The voting operations, started at 9:30 CEST, resulted in the election of Giorgio Napolitano as President of the Italian Republic.

====Results====

| Candidate |  | Votes |
|---|---|---|
|  | Giorgio Napolitano | 543 |
|  | Umberto Bossi | 42 |
|  | Massimo D'Alema | 10 |
|  | Giuliano Ferrara | 7 |
|  | Gianni Letta | 6 |
|  | Silvio Berlusconi | 5 |
|  | Roberto Dipiazza | 3 |
|  | Sergio Pininfarina | 3 |
|  | Others | 10 |
|  | Blank votes | 347 |
|  | Invalid votes | 14 |

==Criticisms and reactions==
There has been criticism from across the political spectrum about the presidential elections, mostly from the minority right-wing coalition. Since the speakers of both houses of parliament were chosen by the winning coalition, the House of Freedoms demanded an impartial candidate for the role of president. The Union stressed the fact that the Italian Constitution demands that the president be a defender of the constitution, hinting that such a quality was scarce among the opposition members.

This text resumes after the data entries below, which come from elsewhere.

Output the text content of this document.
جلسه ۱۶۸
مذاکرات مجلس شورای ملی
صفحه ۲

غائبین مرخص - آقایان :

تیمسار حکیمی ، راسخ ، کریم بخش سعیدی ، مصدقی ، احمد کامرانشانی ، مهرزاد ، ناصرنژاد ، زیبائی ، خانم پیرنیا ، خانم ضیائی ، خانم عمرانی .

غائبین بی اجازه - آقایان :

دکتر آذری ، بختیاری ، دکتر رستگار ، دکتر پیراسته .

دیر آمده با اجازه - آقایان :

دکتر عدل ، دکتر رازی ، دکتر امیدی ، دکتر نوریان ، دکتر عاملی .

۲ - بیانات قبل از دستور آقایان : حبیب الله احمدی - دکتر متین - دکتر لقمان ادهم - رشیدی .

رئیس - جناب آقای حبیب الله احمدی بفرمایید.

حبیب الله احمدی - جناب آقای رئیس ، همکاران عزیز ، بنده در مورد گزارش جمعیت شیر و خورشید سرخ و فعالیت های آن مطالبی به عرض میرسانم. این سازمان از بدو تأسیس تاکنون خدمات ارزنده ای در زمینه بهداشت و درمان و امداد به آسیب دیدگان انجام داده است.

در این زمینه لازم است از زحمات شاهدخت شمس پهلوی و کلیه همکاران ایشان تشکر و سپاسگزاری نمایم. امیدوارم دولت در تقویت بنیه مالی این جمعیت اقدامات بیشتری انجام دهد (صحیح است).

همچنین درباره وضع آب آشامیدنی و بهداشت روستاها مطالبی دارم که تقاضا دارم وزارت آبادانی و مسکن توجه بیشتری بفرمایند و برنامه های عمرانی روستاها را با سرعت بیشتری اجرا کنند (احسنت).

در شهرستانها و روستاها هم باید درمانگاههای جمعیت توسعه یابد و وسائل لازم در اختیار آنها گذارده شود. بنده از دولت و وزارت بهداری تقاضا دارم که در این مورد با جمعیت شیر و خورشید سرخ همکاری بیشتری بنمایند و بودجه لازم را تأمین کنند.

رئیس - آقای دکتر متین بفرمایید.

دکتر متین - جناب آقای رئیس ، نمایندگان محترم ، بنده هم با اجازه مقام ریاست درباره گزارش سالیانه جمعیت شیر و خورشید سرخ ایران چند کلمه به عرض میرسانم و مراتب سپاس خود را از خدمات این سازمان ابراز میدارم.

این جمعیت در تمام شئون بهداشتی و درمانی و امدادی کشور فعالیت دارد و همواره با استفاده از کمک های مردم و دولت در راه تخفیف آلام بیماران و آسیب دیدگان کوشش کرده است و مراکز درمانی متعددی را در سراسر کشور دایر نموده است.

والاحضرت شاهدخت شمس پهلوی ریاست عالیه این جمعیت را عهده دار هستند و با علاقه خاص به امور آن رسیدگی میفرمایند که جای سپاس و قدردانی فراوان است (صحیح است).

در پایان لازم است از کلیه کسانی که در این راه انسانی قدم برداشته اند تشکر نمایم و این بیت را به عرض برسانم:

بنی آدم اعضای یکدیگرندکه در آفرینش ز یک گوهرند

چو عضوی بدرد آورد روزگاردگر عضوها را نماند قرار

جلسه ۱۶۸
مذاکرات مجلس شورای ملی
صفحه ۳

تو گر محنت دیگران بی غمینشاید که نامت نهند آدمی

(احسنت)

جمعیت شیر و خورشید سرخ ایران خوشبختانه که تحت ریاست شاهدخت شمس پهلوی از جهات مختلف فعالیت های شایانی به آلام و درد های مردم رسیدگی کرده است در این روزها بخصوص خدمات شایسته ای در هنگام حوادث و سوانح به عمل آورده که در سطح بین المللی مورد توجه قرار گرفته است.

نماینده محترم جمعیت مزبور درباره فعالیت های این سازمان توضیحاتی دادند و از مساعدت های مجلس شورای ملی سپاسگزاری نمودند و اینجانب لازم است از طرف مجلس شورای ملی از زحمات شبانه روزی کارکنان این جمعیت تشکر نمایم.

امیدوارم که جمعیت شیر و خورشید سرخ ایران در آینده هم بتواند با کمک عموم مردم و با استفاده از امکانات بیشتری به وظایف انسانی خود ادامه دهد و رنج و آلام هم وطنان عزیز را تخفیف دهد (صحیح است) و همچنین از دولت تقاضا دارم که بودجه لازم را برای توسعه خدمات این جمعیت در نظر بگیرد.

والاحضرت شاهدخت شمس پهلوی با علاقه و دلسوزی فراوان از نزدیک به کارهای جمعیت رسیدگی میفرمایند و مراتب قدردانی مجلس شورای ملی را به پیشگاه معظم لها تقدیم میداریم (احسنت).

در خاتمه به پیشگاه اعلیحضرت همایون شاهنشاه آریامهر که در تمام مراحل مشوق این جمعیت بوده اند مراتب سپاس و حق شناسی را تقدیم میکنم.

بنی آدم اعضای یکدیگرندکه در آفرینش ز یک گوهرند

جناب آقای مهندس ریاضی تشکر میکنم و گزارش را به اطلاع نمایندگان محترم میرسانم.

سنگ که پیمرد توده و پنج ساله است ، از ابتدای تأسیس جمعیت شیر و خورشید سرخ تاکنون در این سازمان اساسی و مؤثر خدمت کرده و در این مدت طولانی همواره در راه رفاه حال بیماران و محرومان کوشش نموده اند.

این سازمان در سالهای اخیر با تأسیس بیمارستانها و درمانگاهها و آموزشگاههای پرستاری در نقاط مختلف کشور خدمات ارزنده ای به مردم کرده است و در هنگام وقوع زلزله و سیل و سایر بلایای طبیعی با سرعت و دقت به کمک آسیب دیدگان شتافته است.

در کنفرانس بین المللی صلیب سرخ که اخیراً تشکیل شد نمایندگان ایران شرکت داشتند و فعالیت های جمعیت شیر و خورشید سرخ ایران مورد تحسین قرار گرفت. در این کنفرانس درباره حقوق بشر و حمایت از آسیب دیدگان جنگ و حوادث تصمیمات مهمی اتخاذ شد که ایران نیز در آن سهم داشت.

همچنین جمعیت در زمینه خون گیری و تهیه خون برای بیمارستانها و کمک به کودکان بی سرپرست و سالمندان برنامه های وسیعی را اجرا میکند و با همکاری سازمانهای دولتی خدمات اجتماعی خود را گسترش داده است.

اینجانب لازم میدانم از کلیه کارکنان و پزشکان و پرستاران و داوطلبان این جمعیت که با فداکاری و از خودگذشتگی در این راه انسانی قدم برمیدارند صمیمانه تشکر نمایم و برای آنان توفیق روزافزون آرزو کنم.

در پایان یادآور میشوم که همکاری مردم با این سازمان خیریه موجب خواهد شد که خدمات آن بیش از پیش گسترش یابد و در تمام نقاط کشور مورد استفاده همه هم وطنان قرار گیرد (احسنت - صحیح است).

Most of the criticism focused on how the president was to be elected. Surprisingly, given the enormous heat and animosity shown in the preceding general elections, the two coalition leaders organized a meeting to try to come up with a candidate that was acceptable to both. The attempts failed quickly, with the Union arguing that the House of Freedom was not interested in any candidate, and the House of Freedom arguing that the Union was not proposing any that were acceptable.

Silvio Berlusconi, the leader of the opposition, was the most vocal opponent of any candidate that came from the former Italian Communist Party, in line with the anti-communist stance he had taken in the campaign. His allies, especially the Union of Christian and Centre Democrats (UDC), openly disagreed with his intransigence but vowed to stick with their ally's decision. Yet, when Napolitano was elected, Silvio Berlusconi gave an interview to one of his political magazines Panorama saying that the UDC betrayed him by letting 60 of his electors cast a blank vote on the first ballot, instead of supporting the official candidate Gianni Letta. When the UDC argued that this might have spelled the end of the Coalition, Silvio Berlusconi quickly changed his stance by saying, as he often had, that he had been "misunderstood" and that he never gave that journalist an interview.

The candidacy of Massimo D'Alema was supported by his party, the Democrats of the Left, and by other parties of the coalition, such as the Party of Italian Communists, the Communist Refoundation Party and Democracy is Freedom – The Daisy, but opposed by others, such as the Rose in the Fist, arguing that his candidacy was driven by a particracy's mentality. Also, part of the left-wing coalition considered D'Alema far too willing to conduct backroom deals with the opposition. Some moderate journalists liked D'Alema because his presidency would have given Romano Prodi a stabler government, since the biggest party of the Union had not been rewarded with any institutional position.

In the opposition coalition, while Silvio Berlusconi vehemently opposed a D'Alema presidency, some of his aides, such as Marcello Dell'Utri, and some aligned newspapers, such as Il Foglio, campaigned for D'Alema. However, the official stance of the centre-right was that D'Alema, being an important left-wing politician and having participated in the election campaign, was ill-suited for president, a role that it is supposed to be impartial.

However, when the Union proposed Giorgio Napolitano, a senator for life that in recent years had not had a prominent role in politics, the House of Freedom objected that the Union should have presented a list of names. In the end, the House of Freedom chose to cast a blank vote. Some right-wing newspapers protested the communist background of the new president.